Le manager devra également faire preuve d’exemplarité en appliquant lui-même les principes de déontologie définis par la gouvernance. Selon le rapport « Global Human Capital Trends » de Deloitte (2026), les entreprises où les dirigeants incarnent visiblement les valeurs éthiques affichent des niveaux d’engagement collaborateur nettement supérieurs à celles où l’éthique reste un discours déconnecté des pratiques (Deloitte – Global Human Capital Trends 2026).
Concrètement, cela passe par des actions simples mais structurantes : intégrer un volet éthique dans les entretiens annuels, former les managers aux biais décisionnels, instaurer des espaces de dialogue réguliers sur les dilemmes éthiques rencontrés sur le terrain.
Former et sensibiliser l’ensemble des collaborateurs
Une démarche éthique ne peut réussir sans l’adhésion de l’ensemble des équipes. La formation constitue un levier souvent sous-estimé.

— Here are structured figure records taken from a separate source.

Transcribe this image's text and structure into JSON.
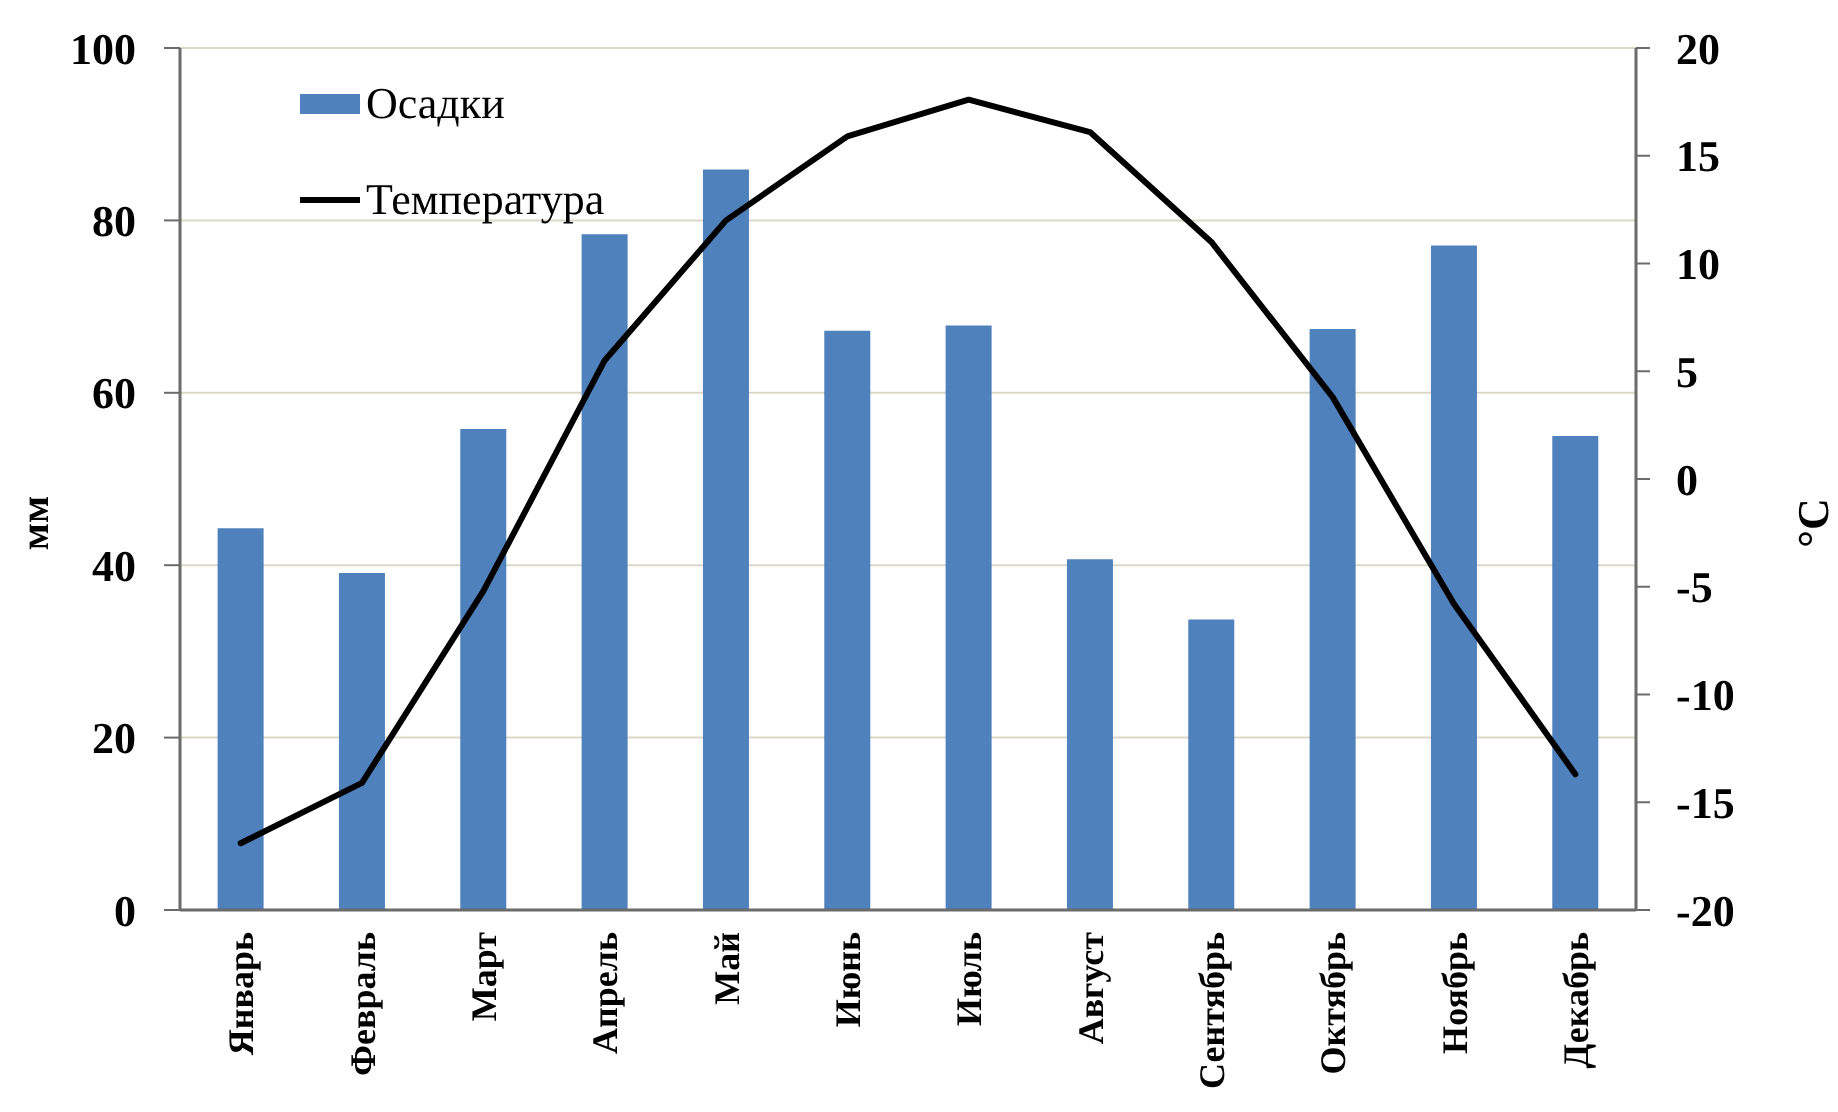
{
  "chart_data": {
    "type": "bar",
    "categories": [
      "Январь",
      "Февраль",
      "Март",
      "Апрель",
      "Май",
      "Июнь",
      "Июль",
      "Август",
      "Сентябрь",
      "Октябрь",
      "Ноябрь",
      "Декабрь"
    ],
    "series": [
      {
        "name": "Осадки",
        "color": "#4f81bd",
        "values": [
          44.3,
          39.1,
          55.8,
          78.4,
          85.9,
          67.2,
          67.8,
          40.7,
          33.7,
          67.4,
          77.1,
          55.0
        ]
      },
      {
        "name": "Температура",
        "type": "line",
        "axis": "y2",
        "color": "#000000",
        "values": [
          -16.9,
          -14.1,
          -5.2,
          5.5,
          12.0,
          15.9,
          17.6,
          16.1,
          11.0,
          3.8,
          -5.8,
          -13.7
        ]
      }
    ],
    "ylabel": "мм",
    "y2label": "°C",
    "ylim": [
      0,
      100
    ],
    "yticks": [
      0,
      20,
      40,
      60,
      80,
      100
    ],
    "y2lim": [
      -20,
      20
    ],
    "y2ticks": [
      -20,
      -15,
      -10,
      -5,
      0,
      5,
      10,
      15,
      20
    ],
    "grid": "y",
    "legend": "top left",
    "marker": "none",
    "line_style": "solid"
  }
}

Elle ne se limite pas à une session d’onboarding : elle doit être récurrente, contextualisée par métier et actualisée en fonction des évolutions réglementaires.

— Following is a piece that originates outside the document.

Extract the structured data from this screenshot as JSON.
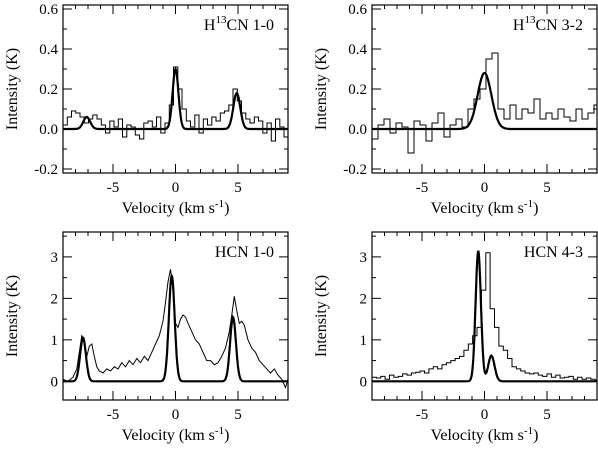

L’OCDE recommande aux entreprises de mettre en place des programmes de formation continue sur l’intégrité et la conduite responsable des affaires, en les adaptant aux risques spécifiques de chaque secteur (OCDE – Guide sur le devoir de diligence pour une conduite responsable des entreprises).
Les thématiques à couvrir incluent : la prévention de la corruption, la protection des données personnelles, la lutte contre les discriminations, le respect des droits humains dans la chaîne d’approvisionnement et les mécanismes d’alerte interne.
Questions fréquentes sur l’éthique en entreprise
Qu’est-ce que l’éthique en entreprise ?
L’éthique en entreprise désigne l’ensemble des principes moraux et des valeurs qui guident les décisions et les comportements d’une organisation. Elle se traduit par des pratiques responsables sur les plans social, environnemental et économique, formalisées notamment à travers la RSE, un code de conduite et une charte éthique.
Quelle est la différence entre une charte éthique et un code de conduite ?
La charte éthique définit les grands principes et les valeurs fondatrices de l’entreprise (transparence, intégrité, équité). Le code de conduite, lui, traduit ces principes en comportements concrets attendus au quotidien de la part des collaborateurs, managers et dirigeants. Les deux documents sont complémentaires et structurent la démarche éthique globale.
Quelles réglementations encadrent l’éthique des affaires en France ?
Plusieurs textes encadrent l’éthique des affaires en France : la loi Sapin 2 (anticorruption), la loi sur le devoir de vigilance, le RGPD, et depuis 2024 la directive européenne CSRD qui impose un reporting de durabilité détaillé aux entreprises concernées. La directive CS3D (devoir de vigilance européen) renforce également les obligations en matière de droits humains et d’environnement dans les chaînes de valeur.
Comment mesurer l’efficacité d’une démarche éthique ?
L’efficacité d’une démarche éthique se mesure à travers des indicateurs de performance (KPI) tels que le taux d’absentéisme, le turn-over, le bilan carbone, l’index égalité professionnelle, la satisfaction des collaborateurs, le nombre d’alertes éthiques traitées ou encore les résultats d’audits de conformité.
Pourquoi faire appel à un manager de transition pour structurer l’éthique en entreprise ?
Un manager de transition apporte une expertise immédiatement opérationnelle pour structurer ou accélérer une démarche éthique : rédaction de la charte, mise en conformité réglementaire (CSRD, devoir de vigilance), déploiement d’un dispositif d’alerte interne ou pilotage d’un programme RSE. Son regard externe et sa neutralité facilitent l’adhésion des équipes et garantissent un ancrage durable des bonnes pratiques.